Omar, Tlaib and Pressley, along with Rep. Alexandria Ocasio-Cortez (D-NY), have been at the center of an internal party spat within the House Democratic caucus that has spilled out into public view on Twitter and prompted criticism from leadership. The feuding all began last month when the small group of progressives criticized Democrats who voted for a recent emergency funding bill that sent additional funds to the border. On Saturday, that group—referred to lovingly at Netroots as “the Squad”—seemed more interested in recentering the conversation on conditions at the border than using the forum for overt swipes at leadership.
“If you flew here and there was a baby crying on that plane, you wouldn’t ask where that baby was from, you wouldn’t ask if it was sick, you wouldn’t ask its name but everyone on the plane offers advice to lull, to comfort and to quiet that child,” Pressley said at one point, her voice rising to a roar. “These are all our children and we should be doing the same damn thing.”
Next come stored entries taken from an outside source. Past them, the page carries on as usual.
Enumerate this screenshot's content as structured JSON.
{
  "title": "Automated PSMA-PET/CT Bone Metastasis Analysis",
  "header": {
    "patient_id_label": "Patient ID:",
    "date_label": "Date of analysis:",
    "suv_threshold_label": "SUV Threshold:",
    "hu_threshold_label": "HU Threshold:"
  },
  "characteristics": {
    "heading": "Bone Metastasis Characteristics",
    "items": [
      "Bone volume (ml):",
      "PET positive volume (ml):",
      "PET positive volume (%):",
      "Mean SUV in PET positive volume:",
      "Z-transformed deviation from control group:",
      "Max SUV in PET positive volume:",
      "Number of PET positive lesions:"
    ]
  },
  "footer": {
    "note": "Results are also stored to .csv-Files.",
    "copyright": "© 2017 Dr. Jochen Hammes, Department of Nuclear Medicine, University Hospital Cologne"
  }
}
On Friday night, Vice President Mike Pence visited a migrant detention center in McAllen, Texas, where some 400 men were reportedly caged without room for them to lie down and telling reporters they wanted food and to brush their teeth. Against that backdrop, Netroots, which often plays host to confrontational moments from audience members to presidential candidates and panelists alike, was largely copacetic on Saturday.
Amid the shouts of “Warren, Warren, Warren” and the questions from activists during the presidential forum, there was little interruption or push for the presidential contenders to back the abolition of ICE, a progressive goal that has somewhat disappeared from the 2020 trail.
Warren, the overwhelming favorite of the four candidates in attendance who had been coming to the conference for years, was briefly confronted by a small group of protesters bearing a sign which read “Legalize 11 Million” and “Reunify the Families.” She calmly responded “I’m already there,” and launched into an explanation of her plan.
Former Housing and Urban Development Secretary Julián Castro, who early on released one of the most robust immigration plans and has led on the issue of decriminalizing border crossings, said on Saturday, “Instead of breaking up families, we should break up ICE.”
The common enemy in Trump and his policies may have been a major contributor to the largely calm environment of the day, but Markos Moulitsas, the founder and publisher of the progressive website Daily Kos, attributed it to another reason as well: candidates in the field had moved left enough that they were meeting a number of activists’ demands in their policies already.
“There was nobody on stage today that was actively hostile to any of the things we actually care about as a community,” he said in a brief interview. “There was a time when people saw us as these crazy outliers in politics that we were so far left.”
But with Trump in office and ICE raids planned, that might not be the case for Democrats any more.